Subject: & specific gradle tasks

> On Feb 18, 2020, at 2:19 AM, Pierre Smits <[EMAIL PROTECTED]> wrote:
Great question, and now you're getting into where the precommit stuff really shines. :)

There are two possible ways to do this:

a) Build a new test

b) Modify an existing test (e.g., unit)

To do either of those  means digging into the API, but there are plenty of examples of how do either of these in the various personality files that ship with Yetus. But a quick rundown:

Option A:  Building a new test:

Precommit works by basically looking for functions that tell it what to do. Adding a new test is a matter of adding new plug-in functions and telling precommit about the prefix name of the functions that have been defined. has the list of function suffixes, what they do, variables that may be useful, and general information about how to write a plug-in.

For a simple test:
-  calling 'add_test_type <name>' to give the prefix.
- a filefilter function to help  determine when this test should activate (e.g., documentation vs. actual source)
- one or more step functions to actually do the work.  For an integration test, testname_rebuild is the way to go.

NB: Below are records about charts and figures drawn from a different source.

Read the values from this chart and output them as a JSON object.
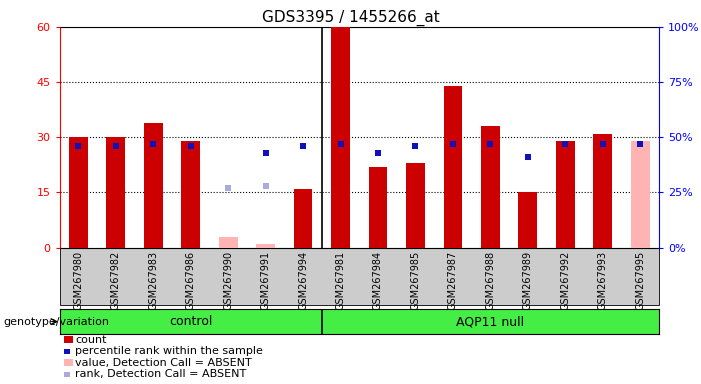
{
  "title": "GDS3395 / 1455266_at",
  "samples": [
    "GSM267980",
    "GSM267982",
    "GSM267983",
    "GSM267986",
    "GSM267990",
    "GSM267991",
    "GSM267994",
    "GSM267981",
    "GSM267984",
    "GSM267985",
    "GSM267987",
    "GSM267988",
    "GSM267989",
    "GSM267992",
    "GSM267993",
    "GSM267995"
  ],
  "groups": [
    "control",
    "control",
    "control",
    "control",
    "control",
    "control",
    "control",
    "AQP11 null",
    "AQP11 null",
    "AQP11 null",
    "AQP11 null",
    "AQP11 null",
    "AQP11 null",
    "AQP11 null",
    "AQP11 null",
    "AQP11 null"
  ],
  "count": [
    30,
    30,
    34,
    29,
    null,
    null,
    16,
    60,
    22,
    23,
    44,
    33,
    15,
    29,
    31,
    null
  ],
  "count_absent": [
    null,
    null,
    null,
    null,
    3,
    1,
    null,
    null,
    null,
    null,
    null,
    null,
    null,
    null,
    null,
    29
  ],
  "percentile_rank": [
    46,
    46,
    47,
    46,
    null,
    43,
    46,
    47,
    43,
    46,
    47,
    47,
    41,
    47,
    47,
    47
  ],
  "percentile_rank_absent": [
    null,
    null,
    null,
    null,
    27,
    28,
    null,
    null,
    null,
    null,
    null,
    null,
    null,
    null,
    null,
    null
  ],
  "left_ylim": [
    0,
    60
  ],
  "right_ylim": [
    0,
    100
  ],
  "left_yticks": [
    0,
    15,
    30,
    45,
    60
  ],
  "right_yticks": [
    0,
    25,
    50,
    75,
    100
  ],
  "bar_color_red": "#cc0000",
  "bar_color_pink": "#ffb3b3",
  "square_color_blue": "#1111bb",
  "square_color_lightblue": "#aaaadd",
  "group_color": "#44ee44",
  "bg_color": "#cccccc",
  "plot_bg": "#ffffff",
  "separator_index": 7,
  "bar_width": 0.5
}
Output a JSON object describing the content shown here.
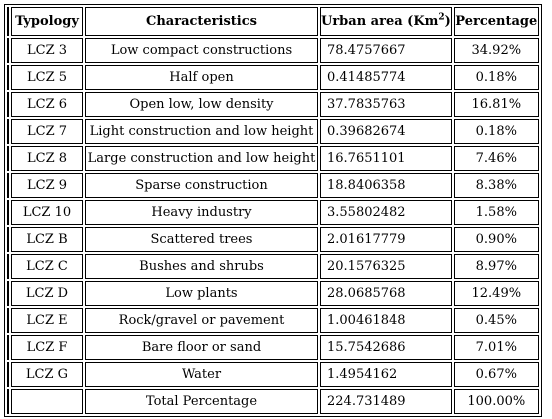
{
  "table": {
    "headers": {
      "typology": "Typology",
      "characteristics": "Characteristics",
      "urban_area": "Urban area (Km",
      "urban_area_sup": "2",
      "urban_area_close": ")",
      "percentage": "Percentage"
    },
    "rows": [
      {
        "typology": "LCZ 3",
        "characteristics": "Low compact constructions",
        "area": "78.4757667",
        "percentage": "34.92%"
      },
      {
        "typology": "LCZ 5",
        "characteristics": "Half open",
        "area": "0.41485774",
        "percentage": "0.18%"
      },
      {
        "typology": "LCZ 6",
        "characteristics": "Open low, low density",
        "area": "37.7835763",
        "percentage": "16.81%"
      },
      {
        "typology": "LCZ 7",
        "characteristics": "Light construction and low height",
        "area": "0.39682674",
        "percentage": "0.18%"
      },
      {
        "typology": "LCZ 8",
        "characteristics": "Large construction and low height",
        "area": "16.7651101",
        "percentage": "7.46%"
      },
      {
        "typology": "LCZ 9",
        "characteristics": "Sparse construction",
        "area": "18.8406358",
        "percentage": "8.38%"
      },
      {
        "typology": "LCZ 10",
        "characteristics": "Heavy industry",
        "area": "3.55802482",
        "percentage": "1.58%"
      },
      {
        "typology": "LCZ B",
        "characteristics": "Scattered trees",
        "area": "2.01617779",
        "percentage": "0.90%"
      },
      {
        "typology": "LCZ C",
        "characteristics": "Bushes and shrubs",
        "area": "20.1576325",
        "percentage": "8.97%"
      },
      {
        "typology": "LCZ D",
        "characteristics": "Low plants",
        "area": "28.0685768",
        "percentage": "12.49%"
      },
      {
        "typology": "LCZ E",
        "characteristics": "Rock/gravel or pavement",
        "area": "1.00461848",
        "percentage": "0.45%"
      },
      {
        "typology": "LCZ F",
        "characteristics": "Bare floor or sand",
        "area": "15.7542686",
        "percentage": "7.01%"
      },
      {
        "typology": "LCZ G",
        "characteristics": "Water",
        "area": "1.4954162",
        "percentage": "0.67%"
      }
    ],
    "total": {
      "typology": "",
      "characteristics": "Total Percentage",
      "area": "224.731489",
      "percentage": "100.00%"
    }
  }
}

There are 3 or 4 of these in the hbase personality.

Option B: Change unit

For something like integrationTests, though, it may be better to just patch the unit test to be called with different parameters. This is a bit harder to understand, but is significantly less coding.  To do this, you'll need to create a personality_modules function in your personality file.  In this personality file, you'll basically control the flow of each test that precommit will trigger.  Because of this power, it also means you can change the parameters that are passed.

Quite a few of the personalities have one of these functions. Some are very complex (Hadoop) and some are relatively simple (most of them, including Pig and and Yetus). But they all share something in common:  they have some sort of "if test is foo" statement that does some particular overriding or adding to a particular test and then pushing the rest back into the build queue.

In this particular case, there would be a check if the test type is unit and if so, set what the gradlew command line parameters should be by calling personality_enqueue_module . (parameters).  [That . means root of the source tree.  Some build systems break the source up into different modules and precommit understands that and can short-cut full builds.  Alas, gradle doesn't do that so its work is always at the root of the tree.  Someday it'd be great to understand gradle's source sets so that precommit can shortcut builds for it too.]


Which one is better is a matter of expected outcome and preferences.  Given that unit tests and integrationists are generally independent, I'd probably lean towards building a new test.  But you'll need to probably experiment and look at what others have done to see which choice is the correct one for you.